While Eivor can be played as either a male and female, there is no differentiation between the story or gameplay mechanics—however, it is the female version that stands out by far. She is everything we would like to see in an Assassin’s Creed game. She is a leader not just a mercenary and she takes her values extremely seriously. She’s an outspoken and driven protagonist that doesn’t fall victim to the typical humor, or look stereotypes. While the male version of Eivor is all those things as well, the difference is that we have seen this type of character many, many times before. Male protagonists, especially in the Assassin’s Creed world, are typically done this way and this isn’t necessarily a bad thing. These are great characters, but the difference is that we now have a female character that is just as strong, just as brave and just as loyal as their male counterparts.
This adds a very important and in-depth layer to the game. So, when Lady Eivor does things such as discovering and removing a traitor from her camp or confronts someone—these are made all the more powerful coming from a female who is just not fighting against but also fighting an extremely masculine society. You just do not get that when you play as the male counterpart.
Another extremely important factor that I want to mention is the fact that Eivor’s gender is never taken into consideration, and in one way this is a positive thing given there is not a big deal made over her gender; however, it would have been nice on occasion to reference how she is in the position she is in while battling in what seems to be a very masculine world. I do note though that either one of these points could also backfire in the fact that female Eivor’s character development would focus solely on her gender not her story. While on the flip side, having no mention of her gender allows players to be empowered by the fact that a female is doing all these things amongst being a lone wolf of sorts. I do think that the approach that Ubisoft took was a unique one allowing players to focus on the story and the character instead of the two genders. There is room for improvement and highlighting the different struggles that each gender would have to take in this Viking world (or any world created) would have been even more “icing on the cake”.

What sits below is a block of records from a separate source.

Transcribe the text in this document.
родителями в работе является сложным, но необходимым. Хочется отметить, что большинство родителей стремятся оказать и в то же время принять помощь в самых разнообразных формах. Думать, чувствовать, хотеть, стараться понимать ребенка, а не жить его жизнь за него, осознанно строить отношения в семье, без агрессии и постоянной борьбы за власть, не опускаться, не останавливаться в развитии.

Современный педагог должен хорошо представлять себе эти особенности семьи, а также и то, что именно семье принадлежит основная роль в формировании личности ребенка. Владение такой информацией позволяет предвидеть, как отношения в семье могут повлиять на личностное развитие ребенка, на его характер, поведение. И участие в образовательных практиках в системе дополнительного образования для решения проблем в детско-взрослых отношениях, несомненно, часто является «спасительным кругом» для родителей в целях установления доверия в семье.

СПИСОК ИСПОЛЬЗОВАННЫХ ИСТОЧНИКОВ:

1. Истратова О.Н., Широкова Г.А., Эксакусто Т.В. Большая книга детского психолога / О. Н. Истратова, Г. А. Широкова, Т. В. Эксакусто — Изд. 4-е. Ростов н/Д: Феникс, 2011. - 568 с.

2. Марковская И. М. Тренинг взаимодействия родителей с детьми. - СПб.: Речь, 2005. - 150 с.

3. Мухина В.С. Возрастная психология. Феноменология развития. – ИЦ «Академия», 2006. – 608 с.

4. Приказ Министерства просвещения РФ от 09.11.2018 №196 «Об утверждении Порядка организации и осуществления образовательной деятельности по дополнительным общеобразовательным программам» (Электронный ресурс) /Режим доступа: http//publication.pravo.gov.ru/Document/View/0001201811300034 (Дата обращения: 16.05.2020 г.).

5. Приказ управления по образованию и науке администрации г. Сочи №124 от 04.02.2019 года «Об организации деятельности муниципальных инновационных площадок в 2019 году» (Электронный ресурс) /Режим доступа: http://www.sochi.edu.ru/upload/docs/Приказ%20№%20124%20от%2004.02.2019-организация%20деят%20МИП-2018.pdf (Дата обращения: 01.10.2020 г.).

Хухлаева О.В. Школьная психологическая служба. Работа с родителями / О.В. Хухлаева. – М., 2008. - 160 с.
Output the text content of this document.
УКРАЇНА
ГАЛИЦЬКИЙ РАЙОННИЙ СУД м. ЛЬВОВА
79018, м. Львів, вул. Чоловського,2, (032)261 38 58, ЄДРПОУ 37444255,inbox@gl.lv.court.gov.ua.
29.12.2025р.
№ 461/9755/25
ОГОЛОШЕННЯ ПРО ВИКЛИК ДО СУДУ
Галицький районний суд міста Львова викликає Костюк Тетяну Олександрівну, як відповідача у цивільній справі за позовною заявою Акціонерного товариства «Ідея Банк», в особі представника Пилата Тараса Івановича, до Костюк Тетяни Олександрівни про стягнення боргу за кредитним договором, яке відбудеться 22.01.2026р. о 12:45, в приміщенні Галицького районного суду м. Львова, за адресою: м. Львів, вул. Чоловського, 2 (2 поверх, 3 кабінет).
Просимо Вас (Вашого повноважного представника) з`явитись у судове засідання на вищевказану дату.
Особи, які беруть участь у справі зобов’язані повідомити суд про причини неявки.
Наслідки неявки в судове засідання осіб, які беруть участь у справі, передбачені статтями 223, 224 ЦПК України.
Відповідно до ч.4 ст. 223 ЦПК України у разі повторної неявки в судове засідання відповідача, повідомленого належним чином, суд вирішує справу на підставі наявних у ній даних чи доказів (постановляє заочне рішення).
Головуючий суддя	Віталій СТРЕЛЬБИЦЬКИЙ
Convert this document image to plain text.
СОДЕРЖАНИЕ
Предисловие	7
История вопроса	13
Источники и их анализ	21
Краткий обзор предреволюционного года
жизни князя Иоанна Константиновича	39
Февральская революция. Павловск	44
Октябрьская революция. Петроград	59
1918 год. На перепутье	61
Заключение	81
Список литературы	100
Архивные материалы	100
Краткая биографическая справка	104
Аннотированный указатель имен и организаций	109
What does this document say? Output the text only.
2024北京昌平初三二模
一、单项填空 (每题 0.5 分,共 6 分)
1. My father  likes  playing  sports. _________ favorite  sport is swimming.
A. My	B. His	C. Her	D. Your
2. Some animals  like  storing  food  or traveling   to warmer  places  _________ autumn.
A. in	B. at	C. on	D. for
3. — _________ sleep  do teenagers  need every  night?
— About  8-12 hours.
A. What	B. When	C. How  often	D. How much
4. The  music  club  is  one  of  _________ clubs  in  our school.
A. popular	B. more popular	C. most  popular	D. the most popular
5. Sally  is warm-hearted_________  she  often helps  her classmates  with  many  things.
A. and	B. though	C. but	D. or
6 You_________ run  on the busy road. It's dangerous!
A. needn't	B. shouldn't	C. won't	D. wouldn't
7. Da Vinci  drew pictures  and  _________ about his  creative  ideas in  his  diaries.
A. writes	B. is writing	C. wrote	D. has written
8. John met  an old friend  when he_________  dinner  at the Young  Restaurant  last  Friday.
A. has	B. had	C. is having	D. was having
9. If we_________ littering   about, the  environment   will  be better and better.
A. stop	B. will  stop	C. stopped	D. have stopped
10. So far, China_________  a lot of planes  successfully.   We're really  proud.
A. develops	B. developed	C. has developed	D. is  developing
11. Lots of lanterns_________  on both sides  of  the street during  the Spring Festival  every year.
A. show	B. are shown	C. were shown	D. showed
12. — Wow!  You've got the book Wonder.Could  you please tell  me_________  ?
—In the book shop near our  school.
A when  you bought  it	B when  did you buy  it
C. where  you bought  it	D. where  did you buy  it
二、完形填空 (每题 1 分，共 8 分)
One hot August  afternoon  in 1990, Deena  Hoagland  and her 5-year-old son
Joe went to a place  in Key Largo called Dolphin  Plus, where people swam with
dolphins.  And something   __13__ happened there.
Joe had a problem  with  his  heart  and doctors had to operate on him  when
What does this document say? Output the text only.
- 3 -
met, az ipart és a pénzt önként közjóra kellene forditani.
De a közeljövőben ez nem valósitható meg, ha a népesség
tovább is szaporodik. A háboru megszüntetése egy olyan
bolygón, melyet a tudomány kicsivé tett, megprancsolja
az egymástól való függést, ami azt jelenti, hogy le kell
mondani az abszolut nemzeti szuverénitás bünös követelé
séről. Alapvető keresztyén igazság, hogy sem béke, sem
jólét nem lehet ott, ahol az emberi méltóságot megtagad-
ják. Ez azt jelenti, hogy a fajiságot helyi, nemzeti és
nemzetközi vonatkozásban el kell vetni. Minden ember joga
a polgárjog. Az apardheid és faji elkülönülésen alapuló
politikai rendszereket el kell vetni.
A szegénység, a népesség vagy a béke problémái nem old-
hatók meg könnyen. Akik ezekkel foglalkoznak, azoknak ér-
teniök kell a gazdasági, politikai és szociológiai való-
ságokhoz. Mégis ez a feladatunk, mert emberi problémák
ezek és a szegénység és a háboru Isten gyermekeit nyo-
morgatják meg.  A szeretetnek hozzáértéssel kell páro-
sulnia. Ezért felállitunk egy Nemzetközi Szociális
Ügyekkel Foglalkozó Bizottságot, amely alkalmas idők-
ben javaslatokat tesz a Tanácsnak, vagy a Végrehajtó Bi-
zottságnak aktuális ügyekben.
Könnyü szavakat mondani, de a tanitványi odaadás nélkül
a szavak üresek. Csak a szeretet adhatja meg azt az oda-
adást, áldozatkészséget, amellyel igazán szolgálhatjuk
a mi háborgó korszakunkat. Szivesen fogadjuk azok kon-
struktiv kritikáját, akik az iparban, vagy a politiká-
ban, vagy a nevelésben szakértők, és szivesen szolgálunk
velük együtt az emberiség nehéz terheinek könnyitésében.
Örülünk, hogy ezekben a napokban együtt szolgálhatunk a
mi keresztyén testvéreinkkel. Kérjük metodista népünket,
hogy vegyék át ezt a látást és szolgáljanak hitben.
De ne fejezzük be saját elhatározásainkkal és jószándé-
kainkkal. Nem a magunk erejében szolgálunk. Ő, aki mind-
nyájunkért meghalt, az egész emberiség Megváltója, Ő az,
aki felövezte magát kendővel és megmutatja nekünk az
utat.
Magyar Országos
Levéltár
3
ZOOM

However, players can “toggle” between genders, which is an unusual choice and I cannot think of another game that does this. The choice was most likely made when Odyssey received criticisms for having to reset the entire game when players found out they would prefer to play as Kassandra over Alexio—but this is just a thought. I still stand by the fact that the female Eivor is and should be the main playable character. Ubisoft has gone through a lot of controversy in the past few years. If it requires fans to speak up for the company to finally realize a female protagonist with her own role and story in a game series like Assassin’s Creed is VERY important – hopefully they finally start to take note, embrace this notion, and continue to improve in this area..
Having a female protagonist as strong as Eivor without having to focus on her gender allows for players to connect with her actions and reasons behind them. It allows players to connect with the situations and use their own perspective on the fact that this is a strong female in this world. Understanding that this is a complex problem that Ubisoft must deal with, I think there has been a slow progression towards female leads in the Assassin’s Creed series and I cannot wait to see where we go next. My hope is that Ubisoft realizes that having only a female protagonist can and will sell.